[AusNOG] Consensus from the IETF 88 Technical Plenary - Internet hardening

Dobbins, Roland rdobbins at arbor.net
Fri Nov 8 17:51:06 EST 2013


On Nov 8, 2013, at 12:54 PM, George Fong <george at lateralplains.com> wrote:

> I think you have missed the point of where IETF is going with this

I think the IETF have missed the point of where the various governments are going with this, and will go in the near future, if unchecked.

> There's a maturity of understanding within the greater populations of the planet about the Internet and what it means to civil society. 

Apparently, we're talking about different planets and/or different Internets.

;>

> What it has done is set a clear technical aspiration and that's the debate we need to have here.

That's the debate I in which I thought I was participating.  I think the technical aspiration is flawed and improperly scoped, and that it will not achieve the stated goals of its promulgators.  In fact, I believe that it will have severe negative consequences that will far outweigh its benefits -  assuming any benefits actual accrue.

> We'll let the civil society debate in other forums decide the extent to which the technical processes that are developed from here on can be applied.

You can't have it both ways.  The IETF statement was a reaction to specific conditions within civil society, and the putative remedies it advocates are intended to ameliorate those conditions.

Encryption <> security.  Security <> encryption.  Technical security <> civil security.  Encryption <> civil security.

I'm all in favor of 'THE IETF SHOULD CREATE SECURE VERSIONS OF POPULAR NON-SECURE PROTOCOLS'.  What I'm against is equating encryption with security; with the perception of encryption as a universal panacea; with what I consider the naive view that this will make one whit of difference to 21st-Century governments (after all, this is about 'PERVASIVE SURVEILLANCE', and that's performed by modern governments); and with the severely negative unintended consequences of what's being bruited about.

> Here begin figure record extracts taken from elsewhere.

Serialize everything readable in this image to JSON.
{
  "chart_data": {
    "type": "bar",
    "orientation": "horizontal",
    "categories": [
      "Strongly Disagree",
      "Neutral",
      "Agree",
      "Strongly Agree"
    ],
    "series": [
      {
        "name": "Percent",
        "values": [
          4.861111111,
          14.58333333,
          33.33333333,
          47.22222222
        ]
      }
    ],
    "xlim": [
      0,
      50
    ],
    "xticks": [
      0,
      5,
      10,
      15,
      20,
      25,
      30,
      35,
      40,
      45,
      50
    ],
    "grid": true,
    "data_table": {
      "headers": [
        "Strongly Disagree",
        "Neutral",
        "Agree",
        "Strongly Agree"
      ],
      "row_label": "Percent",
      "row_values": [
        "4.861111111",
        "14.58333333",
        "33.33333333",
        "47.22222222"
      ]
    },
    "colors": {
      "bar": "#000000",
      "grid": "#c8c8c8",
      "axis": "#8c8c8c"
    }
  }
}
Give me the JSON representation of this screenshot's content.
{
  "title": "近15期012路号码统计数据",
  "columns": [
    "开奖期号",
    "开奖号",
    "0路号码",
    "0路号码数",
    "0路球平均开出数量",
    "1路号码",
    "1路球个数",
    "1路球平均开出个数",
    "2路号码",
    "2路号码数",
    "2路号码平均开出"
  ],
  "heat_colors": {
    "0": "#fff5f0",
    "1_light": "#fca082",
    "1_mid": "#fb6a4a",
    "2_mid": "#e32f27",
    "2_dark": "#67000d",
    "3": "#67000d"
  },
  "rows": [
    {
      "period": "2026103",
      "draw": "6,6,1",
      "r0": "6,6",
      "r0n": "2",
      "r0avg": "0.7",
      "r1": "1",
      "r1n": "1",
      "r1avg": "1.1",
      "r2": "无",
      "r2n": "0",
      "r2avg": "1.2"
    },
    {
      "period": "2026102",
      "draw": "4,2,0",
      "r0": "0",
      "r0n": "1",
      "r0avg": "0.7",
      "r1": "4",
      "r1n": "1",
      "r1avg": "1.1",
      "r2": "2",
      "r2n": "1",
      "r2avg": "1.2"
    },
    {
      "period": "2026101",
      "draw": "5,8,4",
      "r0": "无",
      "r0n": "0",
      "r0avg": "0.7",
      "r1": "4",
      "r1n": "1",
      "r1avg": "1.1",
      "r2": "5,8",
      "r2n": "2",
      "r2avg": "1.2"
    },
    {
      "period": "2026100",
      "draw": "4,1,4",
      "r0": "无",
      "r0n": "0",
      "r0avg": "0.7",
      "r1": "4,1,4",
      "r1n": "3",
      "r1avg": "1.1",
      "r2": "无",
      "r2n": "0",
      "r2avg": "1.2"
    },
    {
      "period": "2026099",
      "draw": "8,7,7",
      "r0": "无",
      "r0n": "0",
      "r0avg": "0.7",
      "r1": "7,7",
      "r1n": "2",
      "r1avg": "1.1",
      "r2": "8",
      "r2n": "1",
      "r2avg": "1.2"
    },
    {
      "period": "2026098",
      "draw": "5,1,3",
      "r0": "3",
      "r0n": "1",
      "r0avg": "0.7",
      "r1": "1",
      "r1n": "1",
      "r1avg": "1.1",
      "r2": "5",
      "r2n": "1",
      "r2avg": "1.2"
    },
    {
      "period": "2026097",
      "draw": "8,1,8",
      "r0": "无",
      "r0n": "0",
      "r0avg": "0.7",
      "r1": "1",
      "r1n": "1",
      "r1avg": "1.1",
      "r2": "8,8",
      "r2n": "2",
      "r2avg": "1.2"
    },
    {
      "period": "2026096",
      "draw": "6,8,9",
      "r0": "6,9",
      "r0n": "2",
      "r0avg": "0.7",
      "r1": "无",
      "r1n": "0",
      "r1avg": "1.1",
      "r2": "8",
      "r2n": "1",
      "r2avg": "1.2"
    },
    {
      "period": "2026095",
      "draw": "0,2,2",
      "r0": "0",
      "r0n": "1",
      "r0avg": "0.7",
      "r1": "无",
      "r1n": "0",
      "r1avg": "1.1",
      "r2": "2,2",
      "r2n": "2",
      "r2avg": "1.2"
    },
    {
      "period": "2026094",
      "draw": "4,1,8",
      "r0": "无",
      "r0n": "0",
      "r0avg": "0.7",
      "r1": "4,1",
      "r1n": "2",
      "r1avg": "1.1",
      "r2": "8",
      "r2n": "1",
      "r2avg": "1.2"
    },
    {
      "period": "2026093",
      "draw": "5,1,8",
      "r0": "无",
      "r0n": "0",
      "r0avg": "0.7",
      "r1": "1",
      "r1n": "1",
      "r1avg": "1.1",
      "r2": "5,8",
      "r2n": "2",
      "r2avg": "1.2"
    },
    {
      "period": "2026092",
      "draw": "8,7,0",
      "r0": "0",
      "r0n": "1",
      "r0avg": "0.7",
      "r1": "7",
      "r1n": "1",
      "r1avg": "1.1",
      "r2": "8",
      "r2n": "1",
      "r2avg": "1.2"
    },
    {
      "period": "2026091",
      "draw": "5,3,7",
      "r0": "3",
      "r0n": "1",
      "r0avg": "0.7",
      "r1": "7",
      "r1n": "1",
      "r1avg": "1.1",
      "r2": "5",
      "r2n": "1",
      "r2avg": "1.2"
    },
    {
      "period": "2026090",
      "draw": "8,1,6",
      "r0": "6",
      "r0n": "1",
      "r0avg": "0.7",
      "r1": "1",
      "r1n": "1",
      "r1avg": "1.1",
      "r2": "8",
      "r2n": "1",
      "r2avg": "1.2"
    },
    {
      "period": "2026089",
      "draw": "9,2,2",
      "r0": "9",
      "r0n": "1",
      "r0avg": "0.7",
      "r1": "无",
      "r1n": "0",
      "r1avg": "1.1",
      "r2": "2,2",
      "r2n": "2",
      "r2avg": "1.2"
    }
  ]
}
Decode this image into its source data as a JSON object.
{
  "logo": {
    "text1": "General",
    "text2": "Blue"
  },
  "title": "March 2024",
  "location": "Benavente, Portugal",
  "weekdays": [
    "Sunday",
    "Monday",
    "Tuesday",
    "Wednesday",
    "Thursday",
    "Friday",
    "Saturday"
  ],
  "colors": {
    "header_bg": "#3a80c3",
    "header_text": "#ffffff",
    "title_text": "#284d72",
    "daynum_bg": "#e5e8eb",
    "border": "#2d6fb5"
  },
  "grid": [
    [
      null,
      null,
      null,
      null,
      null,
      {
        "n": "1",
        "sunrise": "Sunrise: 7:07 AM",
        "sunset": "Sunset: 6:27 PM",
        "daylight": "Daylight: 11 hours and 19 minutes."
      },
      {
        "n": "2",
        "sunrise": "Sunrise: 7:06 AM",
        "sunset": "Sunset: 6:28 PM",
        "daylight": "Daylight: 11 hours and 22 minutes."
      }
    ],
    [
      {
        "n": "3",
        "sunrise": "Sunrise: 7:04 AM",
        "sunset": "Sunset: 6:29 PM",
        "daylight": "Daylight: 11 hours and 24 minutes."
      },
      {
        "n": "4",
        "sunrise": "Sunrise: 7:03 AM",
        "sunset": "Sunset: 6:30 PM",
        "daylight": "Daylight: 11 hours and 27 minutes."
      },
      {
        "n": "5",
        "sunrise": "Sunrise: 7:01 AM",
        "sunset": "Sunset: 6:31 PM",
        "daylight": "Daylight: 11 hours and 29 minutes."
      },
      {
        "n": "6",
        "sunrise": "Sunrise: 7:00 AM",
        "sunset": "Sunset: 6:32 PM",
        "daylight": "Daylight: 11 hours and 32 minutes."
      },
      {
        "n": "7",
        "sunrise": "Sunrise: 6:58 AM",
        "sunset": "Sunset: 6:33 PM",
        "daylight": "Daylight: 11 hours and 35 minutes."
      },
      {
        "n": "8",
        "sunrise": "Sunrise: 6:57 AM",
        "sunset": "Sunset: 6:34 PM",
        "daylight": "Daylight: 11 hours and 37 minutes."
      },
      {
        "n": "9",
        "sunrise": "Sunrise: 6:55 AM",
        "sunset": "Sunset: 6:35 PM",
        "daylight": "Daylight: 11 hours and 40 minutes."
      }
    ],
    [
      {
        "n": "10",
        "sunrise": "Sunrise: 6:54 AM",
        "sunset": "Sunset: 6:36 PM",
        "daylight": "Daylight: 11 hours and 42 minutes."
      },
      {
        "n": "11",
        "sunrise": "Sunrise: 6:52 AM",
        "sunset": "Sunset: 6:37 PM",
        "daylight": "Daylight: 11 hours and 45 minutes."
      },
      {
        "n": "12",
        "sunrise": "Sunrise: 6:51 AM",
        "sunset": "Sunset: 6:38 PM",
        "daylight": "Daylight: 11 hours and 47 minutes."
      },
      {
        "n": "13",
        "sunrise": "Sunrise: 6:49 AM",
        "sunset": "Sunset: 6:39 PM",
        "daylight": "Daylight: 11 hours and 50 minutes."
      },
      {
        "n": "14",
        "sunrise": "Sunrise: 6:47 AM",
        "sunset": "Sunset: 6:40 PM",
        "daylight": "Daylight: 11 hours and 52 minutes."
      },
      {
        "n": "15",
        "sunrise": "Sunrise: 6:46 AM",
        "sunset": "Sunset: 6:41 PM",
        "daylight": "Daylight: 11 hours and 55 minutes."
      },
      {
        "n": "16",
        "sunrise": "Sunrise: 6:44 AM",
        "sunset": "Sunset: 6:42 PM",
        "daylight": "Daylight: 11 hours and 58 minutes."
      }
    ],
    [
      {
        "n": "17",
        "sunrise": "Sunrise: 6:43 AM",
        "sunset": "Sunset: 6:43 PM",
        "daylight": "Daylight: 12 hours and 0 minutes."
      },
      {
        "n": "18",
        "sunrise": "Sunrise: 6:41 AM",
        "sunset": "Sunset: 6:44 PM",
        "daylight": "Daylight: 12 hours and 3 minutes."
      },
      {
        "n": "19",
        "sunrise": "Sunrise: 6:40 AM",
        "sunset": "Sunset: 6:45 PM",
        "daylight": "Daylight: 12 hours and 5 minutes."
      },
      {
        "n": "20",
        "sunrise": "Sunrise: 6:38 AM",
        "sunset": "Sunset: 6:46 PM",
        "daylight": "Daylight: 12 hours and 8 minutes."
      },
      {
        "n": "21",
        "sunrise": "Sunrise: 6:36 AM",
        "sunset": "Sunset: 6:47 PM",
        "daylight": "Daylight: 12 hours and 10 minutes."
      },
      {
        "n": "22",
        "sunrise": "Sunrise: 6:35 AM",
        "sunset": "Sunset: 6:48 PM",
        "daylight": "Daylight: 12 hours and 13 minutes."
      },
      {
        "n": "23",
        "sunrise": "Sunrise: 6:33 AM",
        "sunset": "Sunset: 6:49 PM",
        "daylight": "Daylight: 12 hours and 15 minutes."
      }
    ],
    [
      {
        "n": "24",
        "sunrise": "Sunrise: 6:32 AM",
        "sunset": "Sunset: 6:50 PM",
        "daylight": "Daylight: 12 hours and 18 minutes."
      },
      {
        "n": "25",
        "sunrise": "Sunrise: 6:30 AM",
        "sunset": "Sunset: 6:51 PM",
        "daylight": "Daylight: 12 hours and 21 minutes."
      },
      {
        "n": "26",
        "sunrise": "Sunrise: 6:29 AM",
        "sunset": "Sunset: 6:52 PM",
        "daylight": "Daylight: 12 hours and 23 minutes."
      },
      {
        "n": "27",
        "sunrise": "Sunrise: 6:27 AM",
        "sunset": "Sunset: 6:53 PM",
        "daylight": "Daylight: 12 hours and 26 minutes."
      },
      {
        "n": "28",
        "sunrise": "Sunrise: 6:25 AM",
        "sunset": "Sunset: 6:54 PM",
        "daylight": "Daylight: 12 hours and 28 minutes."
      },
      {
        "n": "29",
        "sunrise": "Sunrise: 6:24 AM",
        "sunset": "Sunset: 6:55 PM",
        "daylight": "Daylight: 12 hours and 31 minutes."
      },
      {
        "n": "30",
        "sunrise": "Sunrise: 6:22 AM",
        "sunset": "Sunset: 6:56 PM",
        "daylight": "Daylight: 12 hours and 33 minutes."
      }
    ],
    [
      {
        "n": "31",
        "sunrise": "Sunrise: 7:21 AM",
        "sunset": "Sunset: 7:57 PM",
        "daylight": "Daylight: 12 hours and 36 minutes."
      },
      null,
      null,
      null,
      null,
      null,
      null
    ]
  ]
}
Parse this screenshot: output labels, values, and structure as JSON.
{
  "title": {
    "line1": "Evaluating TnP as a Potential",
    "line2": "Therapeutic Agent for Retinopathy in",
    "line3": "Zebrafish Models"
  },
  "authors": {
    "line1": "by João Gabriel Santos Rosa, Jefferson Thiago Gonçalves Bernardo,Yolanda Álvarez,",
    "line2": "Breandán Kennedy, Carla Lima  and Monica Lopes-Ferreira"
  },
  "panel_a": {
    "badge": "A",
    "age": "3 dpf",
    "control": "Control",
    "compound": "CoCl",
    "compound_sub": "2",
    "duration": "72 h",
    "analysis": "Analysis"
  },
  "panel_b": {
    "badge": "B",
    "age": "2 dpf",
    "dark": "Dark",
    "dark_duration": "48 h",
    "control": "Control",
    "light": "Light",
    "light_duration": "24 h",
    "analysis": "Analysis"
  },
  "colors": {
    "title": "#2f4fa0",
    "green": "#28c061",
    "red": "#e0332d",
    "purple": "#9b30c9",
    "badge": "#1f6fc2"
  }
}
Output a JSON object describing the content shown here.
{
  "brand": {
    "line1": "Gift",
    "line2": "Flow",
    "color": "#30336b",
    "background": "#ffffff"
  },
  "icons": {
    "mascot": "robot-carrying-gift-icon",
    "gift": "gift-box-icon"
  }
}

This is an attempt to utilize technical means to cure purely social ills.  Not only is it addressing the symptoms instead of the underlying causes, I'm very concerned that it has the potential to make both the symptoms and the underlying causes worse, not better, while at the same time giving folks the illusion that they're actually achieving anything.  It is a harmful placebo.

If folks want to put a stop to pervasive governmental surveillance, it has to be done via the ballot-box, not the IETF.  Because governments can and will engage in rubber-hose cryptanalysis, when it suits their ends:

<http://xkcd.com/538/>

I've said my piece on this, so I won't spam the list any further on this topic.

-----------------------------------------------------------------------
Roland Dobbins <rdobbins at arbor.net> // <http://www.arbornetworks.com>

	  Luck is the residue of opportunity and design.